```
library(dplyr) ### Data manipulation functions
library(haven) ### Functions for importing data from
### commercial packages
library(Hmisc) ### Extra statistical functions
### Setting up the working directory
### Change the setwd() command to match the location
### of the data on your computer
### if required
setwd("C:\Users\Your_Username_here\")
getwd()
# Opening the BSA dataset in SPSS format
bsa20<-read_spss(
'UKDA-9005-spss/spss/spss25/bsa2020_archive.sav'
)
```

This exercise is part of the ‘Introduction to the British Social Attitudes Survey (BSA)’ online module.

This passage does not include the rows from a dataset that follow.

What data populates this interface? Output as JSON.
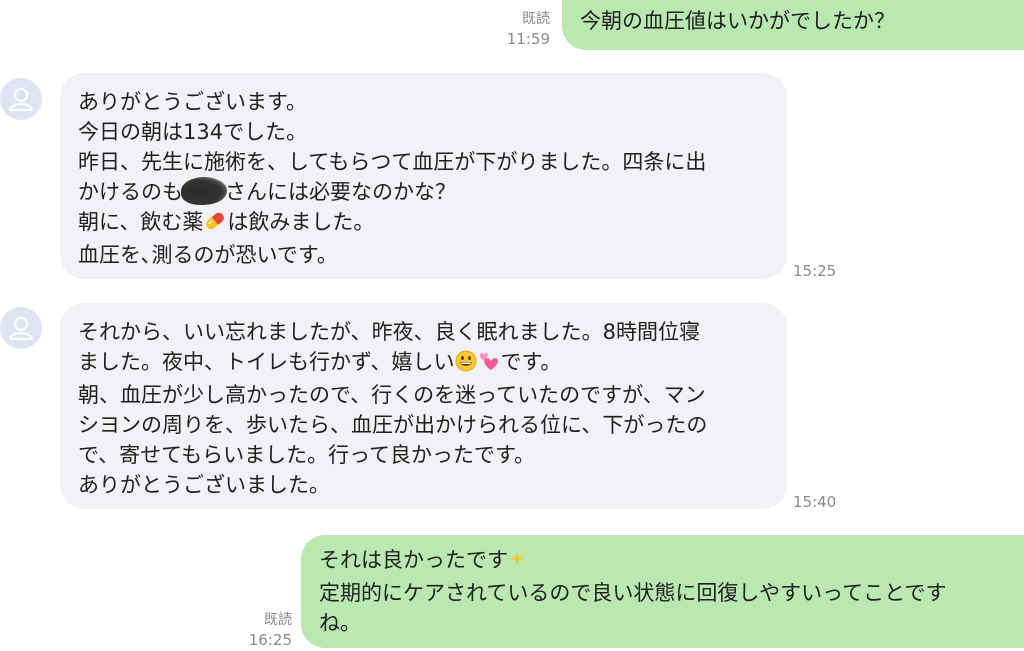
{
  "messages": [
    {
      "id": "m1",
      "sender": "me",
      "read_label": "既読",
      "time": "11:59",
      "lines": [
        "今朝の血圧値はいかがでしたか？"
      ]
    },
    {
      "id": "m2",
      "sender": "other",
      "time": "15:25",
      "lines": [
        "ありがとうございます。",
        "今日の朝は134でした。",
        "昨日、先生に施術を、してもらつて血圧が下がりました。四条に出",
        "かけるのも",
        "さんには必要なのかな？",
        "朝に、飲む薬",
        "は飲みました。",
        "血圧を､測るのが恐いです。"
      ]
    },
    {
      "id": "m3",
      "sender": "other",
      "time": "15:40",
      "lines": [
        "それから、いい忘れましたが、昨夜、良く眠れました。8時間位寝",
        "ました。夜中、トイレも行かず、嬉しい",
        "です。",
        "朝、血圧が少し高かったので、行くのを迷っていたのですが、マン",
        "シヨンの周りを、歩いたら、血圧が出かけられる位に、下がったの",
        "で、寄せてもらいました。行って良かったです。",
        "ありがとうございました。"
      ]
    },
    {
      "id": "m4",
      "sender": "me",
      "read_label": "既読",
      "time": "16:25",
      "lines": [
        "それは良かったです",
        "定期的にケアされているので良い状態に回復しやすいってことです",
        "ね。"
      ]
    }
  ],
  "icons": {
    "avatar": "default-user-avatar-icon",
    "pill": "pill-emoji-icon",
    "smile": "grinning-face-emoji-icon",
    "hearts": "revolving-hearts-emoji-icon",
    "sparkles": "sparkles-emoji-icon"
  },
  "colors": {
    "incoming_bubble": "#f1f2f5",
    "outgoing_bubble": "#b9e8b0",
    "meta_text": "#8a8a8a",
    "avatar_bg": "#dfe4f3"
  }
}
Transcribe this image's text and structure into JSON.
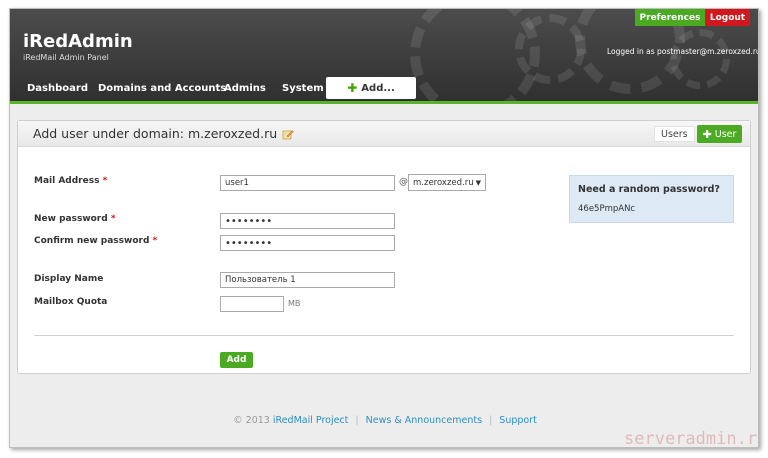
{
  "header": {
    "brand_title": "iRedAdmin",
    "brand_subtitle": "iRedMail Admin Panel",
    "preferences_label": "Preferences",
    "logout_label": "Logout",
    "logged_in_text": "Logged in as postmaster@m.zeroxzed.ru",
    "nav": [
      {
        "label": "Dashboard"
      },
      {
        "label": "Domains and Accounts"
      },
      {
        "label": "Admins"
      },
      {
        "label": "System"
      }
    ],
    "add_label": "Add...",
    "colors": {
      "accent_green": "#4caa22",
      "logout_red": "#d0181e",
      "nav_bar_green": "#58b529"
    }
  },
  "panel": {
    "title": "Add user under domain: m.zeroxzed.ru",
    "tab_users": "Users",
    "tab_user": "User",
    "form": {
      "mail_label": "Mail Address",
      "mail_value": "user1",
      "at_symbol": "@",
      "domain_value": "m.zeroxzed.ru",
      "new_password_label": "New password",
      "new_password_value": "••••••••",
      "confirm_password_label": "Confirm new password",
      "confirm_password_value": "••••••••",
      "display_name_label": "Display Name",
      "display_name_value": "Пользователь 1",
      "quota_label": "Mailbox Quota",
      "quota_value": "",
      "quota_unit": "MB",
      "required_mark": "*",
      "add_button": "Add"
    },
    "random_password": {
      "title": "Need a random password?",
      "value": "46e5PmpANc"
    }
  },
  "footer": {
    "copyright": "© 2013",
    "project_link": "iRedMail Project",
    "news_link": "News & Announcements",
    "support_link": "Support",
    "separator": "|"
  },
  "watermark": "serveradmin.ru"
}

In the exercise, we examine data from the 2020 British Social Attitudes survey to find out:

what proportion of respondents said they voted remain in the EU Referendum?

whether people think the government should raise taxes and spend more or reduce tax and cut social expenditures?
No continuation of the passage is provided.